Well those who saw Pastor Cole preach in Lee Center last week know that the most powerful tool in Satan's arsenal is pride. Pride makes us see ourselves through a rose colored haze- making us reinterpret our sins as virtues and the piety of others as foolishness.

When I read the story of the three men and the tiger, I think to myself- What an idiot that third man was! I think that most of you would agree with me. This is why I love the story. It allows us a refreshingly honest glimpse of ourselves as we truly are. On our best days, we are like Nicodemus. But rarely, if ever, are we like Abraham. By our own will, we will always trust in ourselves. We will always go by our own judgment, our own presuppositions, our own volition. Yes we will always trust ourselves, even over God.


But,

“Ye must be born again.”


Our founding father, John Wesley, tells us


If any doctrines within the whole compass of Christianity may be properly termed fundamental, they are doubtless these two, -- the doctrine of justification, and that of the new birth: The former relating to that great work which God does for us, in forgiving our sins; the latter, to the great work which God does in us, in renewing our fallen nature.

http://gbgm-umc.org/umhistory/wesley/sermons/serm-045.stm

Yes, in renewing our fallen nature. In reassessing who we are at the fundamental core of our being. Yes of fully dying and being reborn. In the earliest records of baptism that we have, the candidate for baptism would have never seen one before. So imagine his or her surprise when the priest would literally trip them into a pool, and hold them down until they started to drown. Until they really got the sense that they were about to die.

This is dangerous stuff we are talking about here! Once you go down that road, you may never come back.

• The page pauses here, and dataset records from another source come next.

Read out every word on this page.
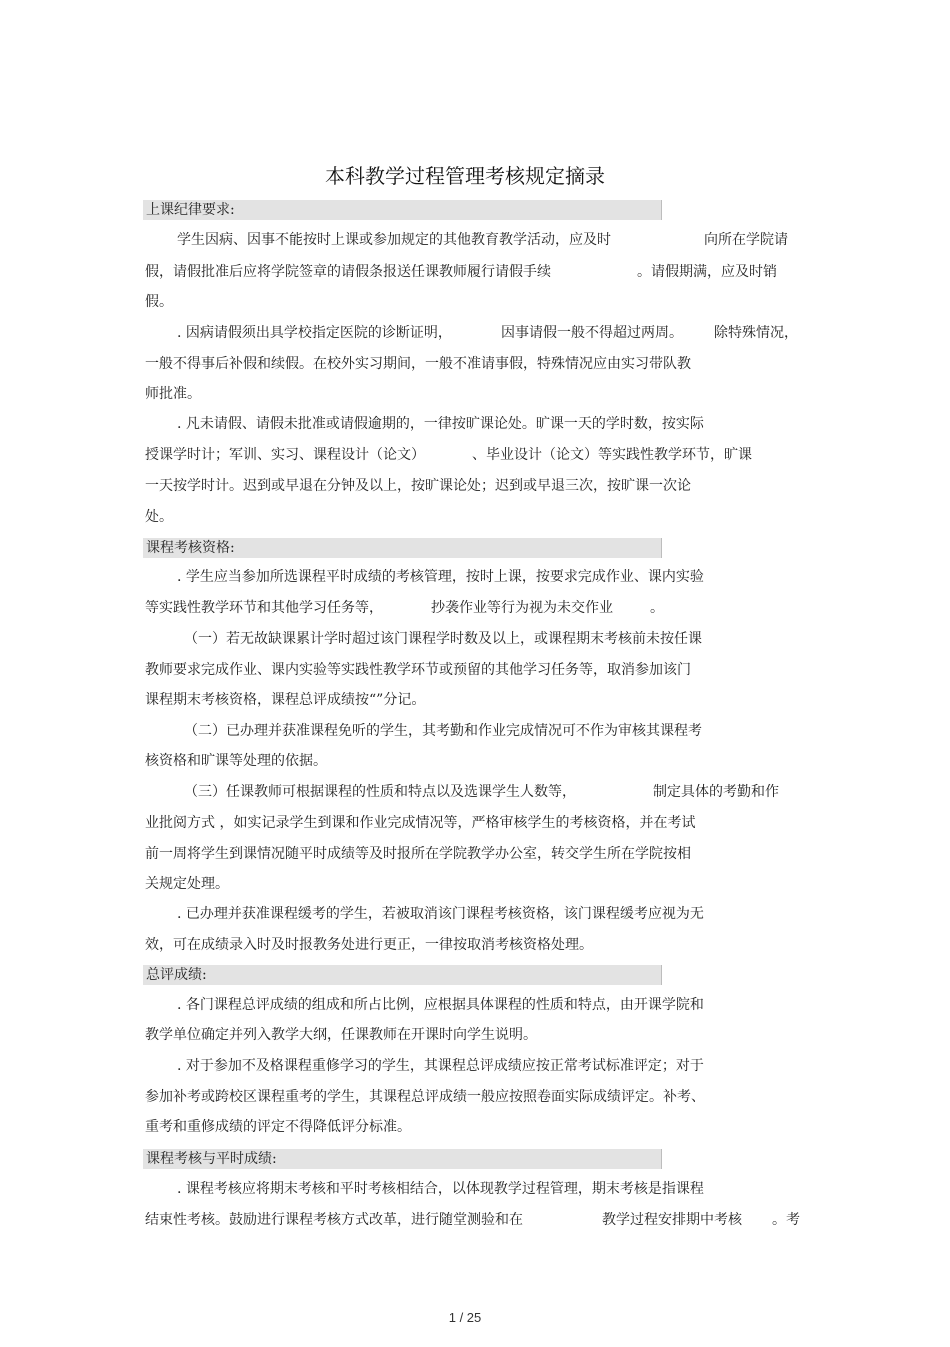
本科教学过程管理考核规定摘录
上课纪律要求:
学生因病、因事不能按时上课或参加规定的其他教育教学活动，应及时	向所在学院请
假，请假批准后应将学院签章的请假条报送任课教师履行请假手续	。请假期满，应及时销
假。
. 因病请假须出具学校指定医院的诊断证明，	因事请假一般不得超过两周。 除特殊情况，
一般不得事后补假和续假。在校外实习期间，一般不准请事假，特殊情况应由实习带队教
师批准。
. 凡未请假、请假未批准或请假逾期的，一律按旷课论处。旷课一天的学时数，按实际
授课学时计；军训、实习、课程设计（论文）	、毕业设计（论文）等实践性教学环节，旷课
一天按学时计。迟到或早退在分钟及以上，按旷课论处；迟到或早退三次，按旷课一次论
处。
课程考核资格:
. 学生应当参加所选课程平时成绩的考核管理，按时上课，按要求完成作业、课内实验
等实践性教学环节和其他学习任务等，	抄袭作业等行为视为未交作业	。
（一）若无故缺课累计学时超过该门课程学时数及以上，或课程期末考核前未按任课
教师要求完成作业、课内实验等实践性教学环节或预留的其他学习任务等，取消参加该门
课程期末考核资格，课程总评成绩按“”分记。
（二）已办理并获准课程免听的学生，其考勤和作业完成情况可不作为审核其课程考
核资格和旷课等处理的依据。
（三）任课教师可根据课程的性质和特点以及选课学生人数等，	制定具体的考勤和作
业批阅方式 ，如实记录学生到课和作业完成情况等，严格审核学生的考核资格，并在考试
前一周将学生到课情况随平时成绩等及时报所在学院教学办公室，转交学生所在学院按相
关规定处理。
. 已办理并获准课程缓考的学生，若被取消该门课程考核资格，该门课程缓考应视为无
效，可在成绩录入时及时报教务处进行更正，一律按取消考核资格处理。
总评成绩:
. 各门课程总评成绩的组成和所占比例，应根据具体课程的性质和特点，由开课学院和
教学单位确定并列入教学大纲，任课教师在开课时向学生说明。
. 对于参加不及格课程重修学习的学生，其课程总评成绩应按正常考试标准评定；对于
参加补考或跨校区课程重考的学生，其课程总评成绩一般应按照卷面实际成绩评定。补考、
重考和重修成绩的评定不得降低评分标准。
课程考核与平时成绩:
. 课程考核应将期末考核和平时考核相结合，以体现教学过程管理，期末考核是指课程
结束性考核。鼓励进行课程考核方式改革，进行随堂测验和在	教学过程安排期中考核 。考
1 / 25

But we must go down that road, because there are but two roads, the one that leads to life and the one that leads to death, and we had better choose wisely. We were born to seek life. We receive this life when we are reborn. When we are reborn, we find out who we really are.

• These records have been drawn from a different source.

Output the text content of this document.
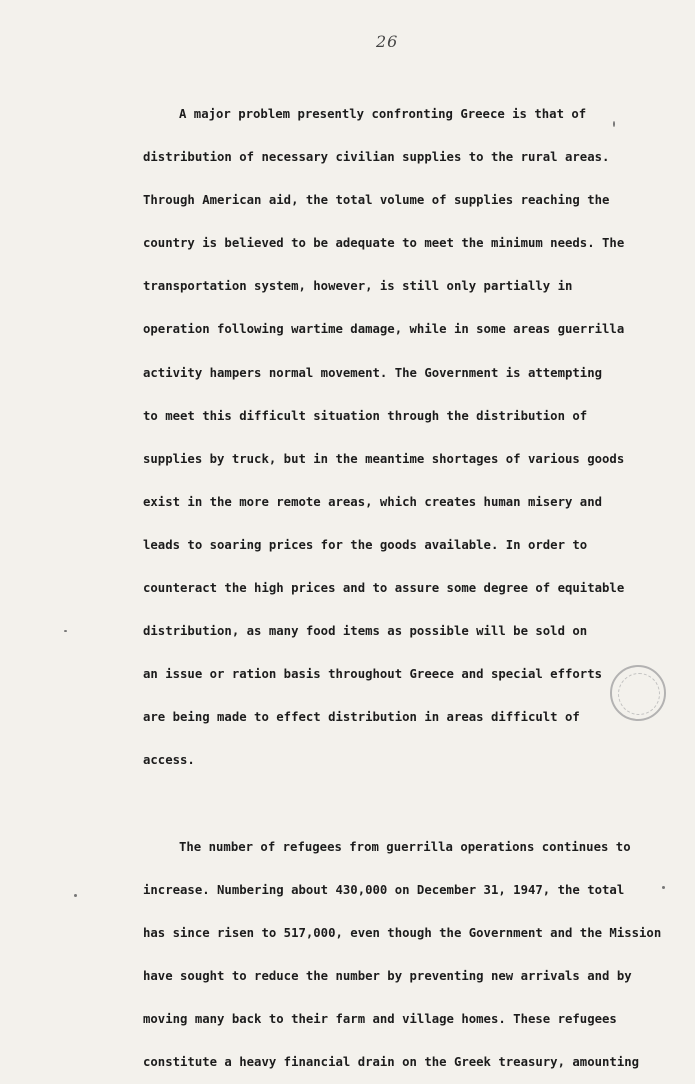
26
A major problem presently confronting Greece is that of
distribution of necessary civilian supplies to the rural areas.
Through American aid, the total volume of supplies reaching the
country is believed to be adequate to meet the minimum needs. The
transportation system, however, is still only partially in
operation following wartime damage, while in some areas guerrilla
activity hampers normal movement. The Government is attempting
to meet this difficult situation through the distribution of
supplies by truck, but in the meantime shortages of various goods
exist in the more remote areas, which creates human misery and
leads to soaring prices for the goods available. In order to
counteract the high prices and to assure some degree of equitable
distribution, as many food items as possible will be sold on
an issue or ration basis throughout Greece and special efforts
are being made to effect distribution in areas difficult of
access.
The number of refugees from guerrilla operations continues to
increase. Numbering about 430,000 on December 31, 1947, the total
has since risen to 517,000, even though the Government and the Mission
have sought to reduce the number by preventing new arrivals and by
moving many back to their farm and village homes. These refugees
constitute a heavy financial drain on the Greek treasury, amounting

“Nicodemus came to Jesus because Nicodemus knew that Jesus knew the answers. However, Nicodemus did not know the questions.” http://www.day1.net/transcript.php?id=225


Nicodemus' questions are all along the lines of 'how could this be?' Jesus knew that the questions that he really wanted answered were, "Who am I? Why was I born? Where do I belong? How can I be at peace with who I am?" These are the kinds of questions which keep one up at night. That make us get out of bed and seek solace somewhere, hopefully in the tent with Jesus. These are the questions that Jesus answers.


Who am I? I am no longer a descendant of Adam, I am no longer fully bound by his sin. Rather, I are given the pure gift of new life through Jesus Christ. I am born from above, born of the wind, born of the spirit. I can't see it, but I can see its effects in our own lives and the lives that we touch. I see the world as it truly, as loved, as so loved by God that God would give God's only begotten son that I should not perish but receive eternal life.


This love is available to all and when we accept this love, an amazing thing happens. We get a piece of that love. We too so love the world that we are willing to give our all. We lose our condemnation of the world, as Jesus did not come to condemn. Where we saw hopeless pain, we now see transformation. Where we saw only our limitations, we now see that we participate in the infinitude of God.


Nikos Kazantzakis preaches that there are three kinds of souls, each with their own prayers.

      1. I am a bow in your hands, Lord, draw me, lest I rot.

      2. Do not overdraw me, Lord. I shall break.

      3. Overdraw me, Lord, and who cares if I break.


(Report to Greco. New York, Touchstone 1975)

This latter is the kind of reckless faith of Father Abraham, the kind of reckless obedience to God's will that our spiritual heir had. This is how people wake up one morning and find themselves in a Leper colony in India, a warehouse in Louisiana, or at the house of a friend who hasn't yet found Jesus.


This latter type of faith is nothing less than the recognition that when we participate in God's plan, we become love itself.

Similar to Nicodemus, we may ask, “How can these things be?” (v. 9). The answer is simple. God loves. Jesus saves. Amen. So be it.